The Legend of Lyon Redmond

By: Julie Anne Long

“I am sorry about the ‘dry up and blow away’ bit,” he muttered sheepishly. “I wrote it before we met, you see.”

“Of course.”

“And I thought it lent pathos.”

“It does give the song a certain dramatic structure, as it were,” she acknowledged.

Her ears were still ringing from shock and her hands were icy. She probably ought to sit down. Perhaps put her head between her knees.

“A structure!” he breathed. “Yes! You are an insightful woman, Miss Eversea.” His face lit with hopeful accord and a plea for understanding.

Olivia gave a start when someone behind her slid the flash ballad from her gloved fingers.

She turned swiftly. It was Lord Landsdowne, her fiancé, looking every bit the viscount in a flawlessly fitting Weston-cut coat, his silver buttons sparkling, his Hessian toes gleaming, his affable, unmistakable air of entitlement radiating from him like beams from a benevolent sun.

She turned a surprised and delighted smile up to him.

He didn’t see it. He was too occupied absorbing the little horror in his hand.

And before her eyes his face went slowly, subtly hard.

It occurred to her that she had known him months before they were officially engaged, and yet she’d never seen him angry.

Nor had the words “Lyon” and “Redmond” ever once been spoken aloud by either of them to the other since they met.

She, in fact, hadn’t spoken those two words aloud to anyone for years.

Oh, she supposed she’d resorted to the pronoun “he” once or twice, when it could not be avoided. As if Lyon were the Almighty. Or Beelzebub.

And surely this delicacy was ludicrous. Perhaps if she made a habit of tossing his name into idle conversation now and again, it would lose its power and become meaningless and strange, as any word will if you stare at it long enough.

On the other hand, the first night she’d danced with Lyon, she’d lain sleepless, thrumming with some unnamed new joy, and then she’d crept out of bed, seized a sheet of foolscap, and feverishly filled the front and back of it with those two words. They had spilled out of her like a hosannah, or like an attempt at exorcism.

They hadn’t lost any of their power then.

“Will ye put your signature to my composition for me then, Miss Eversea?” Mr. Pickles was all humility now. Or rather, three parts humility, one part commerce. “It might very well make me a rich man. I could sell it to the Montmorency Museum to show along with your brother’s, Mr. Colin Eversea’s, suit of clothes. The ones he was nearly hung in.”

Blast. She’d forgotten about Colin’s bequest. She sighed.

Someone was bound to fund a Museum of Eversea Ignominy one day.

“She’ll sign nothing,” Landsdowne said evenly. But his eyes were flints. “I’ll give you a shilling to leave here and never return.”

Olivia’s head jerked toward him in astonishment. He hadn’t yet looked directly at her or greeted her, which was both unnerving and intriguing.

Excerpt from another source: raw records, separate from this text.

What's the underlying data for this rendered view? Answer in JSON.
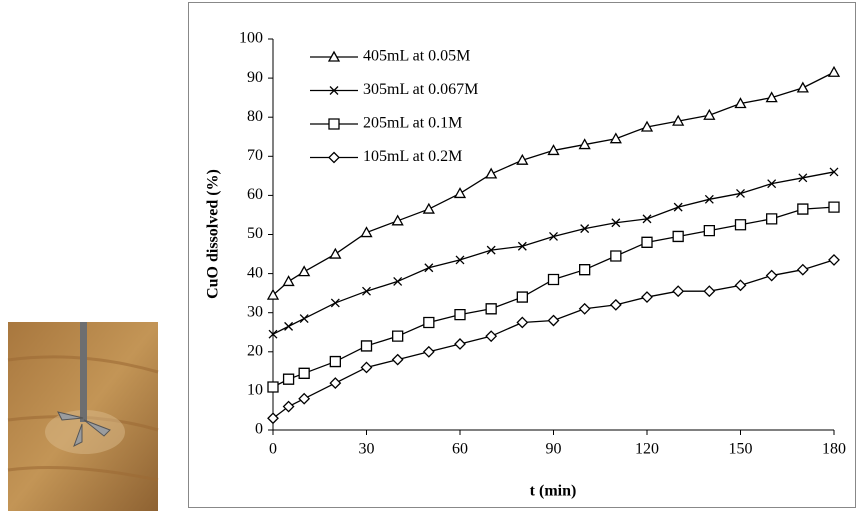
{
  "chart_data": {
    "type": "line",
    "xlabel": "t (min)",
    "ylabel": "CuO dissolved (%)",
    "x": [
      0,
      5,
      10,
      20,
      30,
      40,
      50,
      60,
      70,
      80,
      90,
      100,
      110,
      120,
      130,
      140,
      150,
      160,
      170,
      180
    ],
    "xlim": [
      0,
      180
    ],
    "xticks": [
      0,
      30,
      60,
      90,
      120,
      150,
      180
    ],
    "ylim": [
      0,
      100
    ],
    "yticks": [
      0,
      10,
      20,
      30,
      40,
      50,
      60,
      70,
      80,
      90,
      100
    ],
    "grid": false,
    "legend": "upper left",
    "series": [
      {
        "name": "405mL at 0.05M",
        "color": "#000000",
        "marker": "triangle",
        "values": [
          34.5,
          38,
          40.5,
          45,
          50.5,
          53.5,
          56.5,
          60.5,
          65.5,
          69,
          71.5,
          73,
          74.5,
          77.5,
          79,
          80.5,
          83.5,
          85,
          87.5,
          91.5
        ]
      },
      {
        "name": "305mL  at 0.067M",
        "color": "#000000",
        "marker": "x",
        "values": [
          24.5,
          26.5,
          28.5,
          32.5,
          35.5,
          38,
          41.5,
          43.5,
          46,
          47,
          49.5,
          51.5,
          53,
          54,
          57,
          59,
          60.5,
          63,
          64.5,
          66
        ]
      },
      {
        "name": "205mL at 0.1M",
        "color": "#000000",
        "marker": "square",
        "values": [
          11,
          13,
          14.5,
          17.5,
          21.5,
          24,
          27.5,
          29.5,
          31,
          34,
          38.5,
          41,
          44.5,
          48,
          49.5,
          51,
          52.5,
          54,
          56.5,
          57
        ]
      },
      {
        "name": "105mL at 0.2M",
        "color": "#000000",
        "marker": "diamond",
        "values": [
          3,
          6,
          8,
          12,
          16,
          18,
          20,
          22,
          24,
          27.5,
          28,
          31,
          32,
          34,
          35.5,
          35.5,
          37,
          39.5,
          41,
          43.5
        ]
      }
    ]
  }
}
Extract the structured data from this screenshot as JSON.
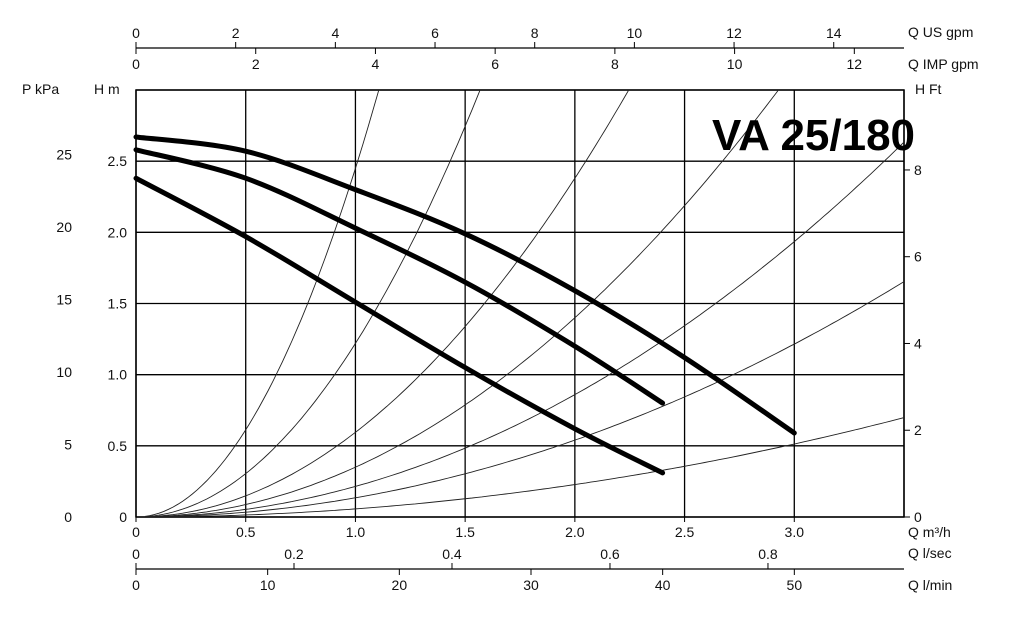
{
  "chart_data": {
    "type": "line",
    "title": "VA 25/180",
    "x_axis_label": "Q m³/h",
    "x_range": [
      0,
      3.5
    ],
    "x_ticks": [
      "0",
      "0.5",
      "1.0",
      "1.5",
      "2.0",
      "2.5",
      "3.0"
    ],
    "y_axis_label": "H m",
    "y_range": [
      0,
      3.0
    ],
    "y_ticks": [
      "0",
      "0.5",
      "1.0",
      "1.5",
      "2.0",
      "2.5"
    ],
    "grid": true,
    "secondary_axes": [
      {
        "position": "top-1",
        "label": "Q US gpm",
        "ticks": [
          "0",
          "2",
          "4",
          "6",
          "8",
          "10",
          "12",
          "14"
        ]
      },
      {
        "position": "top-2",
        "label": "Q IMP gpm",
        "ticks": [
          "0",
          "2",
          "4",
          "6",
          "8",
          "10",
          "12"
        ]
      },
      {
        "position": "left-outer",
        "label": "P kPa",
        "ticks": [
          "0",
          "5",
          "10",
          "15",
          "20",
          "25"
        ]
      },
      {
        "position": "right",
        "label": "H Ft",
        "ticks": [
          "0",
          "2",
          "4",
          "6",
          "8"
        ]
      },
      {
        "position": "bottom-2",
        "label": "Q l/sec",
        "ticks": [
          "0",
          "0.2",
          "0.4",
          "0.6",
          "0.8"
        ]
      },
      {
        "position": "bottom-3",
        "label": "Q l/min",
        "ticks": [
          "0",
          "10",
          "20",
          "30",
          "40",
          "50"
        ]
      }
    ],
    "series": [
      {
        "x": [
          0,
          0.5,
          1.0,
          1.5,
          2.0,
          2.4
        ],
        "y": [
          2.38,
          1.97,
          1.51,
          1.05,
          0.62,
          0.31
        ]
      },
      {
        "x": [
          0,
          0.5,
          1.0,
          1.5,
          2.0,
          2.4
        ],
        "y": [
          2.58,
          2.38,
          2.03,
          1.65,
          1.2,
          0.8
        ]
      },
      {
        "x": [
          0,
          0.5,
          1.0,
          1.5,
          2.0,
          2.5,
          3.0
        ],
        "y": [
          2.67,
          2.57,
          2.3,
          1.99,
          1.59,
          1.12,
          0.59
        ]
      }
    ],
    "system_curves": [
      {
        "k": 2.45
      },
      {
        "k": 1.22
      },
      {
        "k": 0.595
      },
      {
        "k": 0.35
      },
      {
        "k": 0.215
      },
      {
        "k": 0.135
      },
      {
        "k": 0.057
      }
    ]
  }
}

Obviously his intent was to protect her honor.

Not to mention his own.

But she’d always found it well nigh intolerable when someone else spoke for her. And this was the first time Landsdowne had done any such thing.

They locked eyes at last, and she watched his soften, the way they always did when they landed on her.

“Oh, where’s the harm in signing it?” she coaxed him. “Perhaps if Mr. Pickles becomes wealthy he won’t need to sell more of these songs. And far be it for any of us to discourage an entrepreneur.”

“Miss Eversea, if I may interject? In the spirit of honesty, I fear I am at the mercy of the muse. My compositions burble forth like a spring from the earth, and riches are hardly likely to discourage them.” Mr. Pickles was the picture of contrite humility.

“Then tell me what it will cost to build a dam,” Landsdowne said grimly.

“We’ll have Madame Marceau fetch a quill,” Olivia soothed. “I shall sign it and leave it with her, with instructions to give it to Mr. Pickles after I’m gone for the day.”

She’d learned that her smiles were Landsdowne’s weakness, so she gave him one. Conciliatory and charming and warm.

And challenging.

He hesitated. As if he was contemplating countermanding her.

She stiffened her spine, as if bracing for a wind.

This was what marriage would be like, she realized. Countless little negotiations, both subtle and overt. Which the two of them, of course, would conduct in the most civilized manner imaginable, because two more reasonable adults had never walked the earth, and a more even-tempered man had never been born. And surely it would be balm after brothers who had dangled from the trellises of married countesses, gone to the gallows only to vanish from them in a cloud of smoke, married controversial American heiresses, and been shot at a good deal during the war.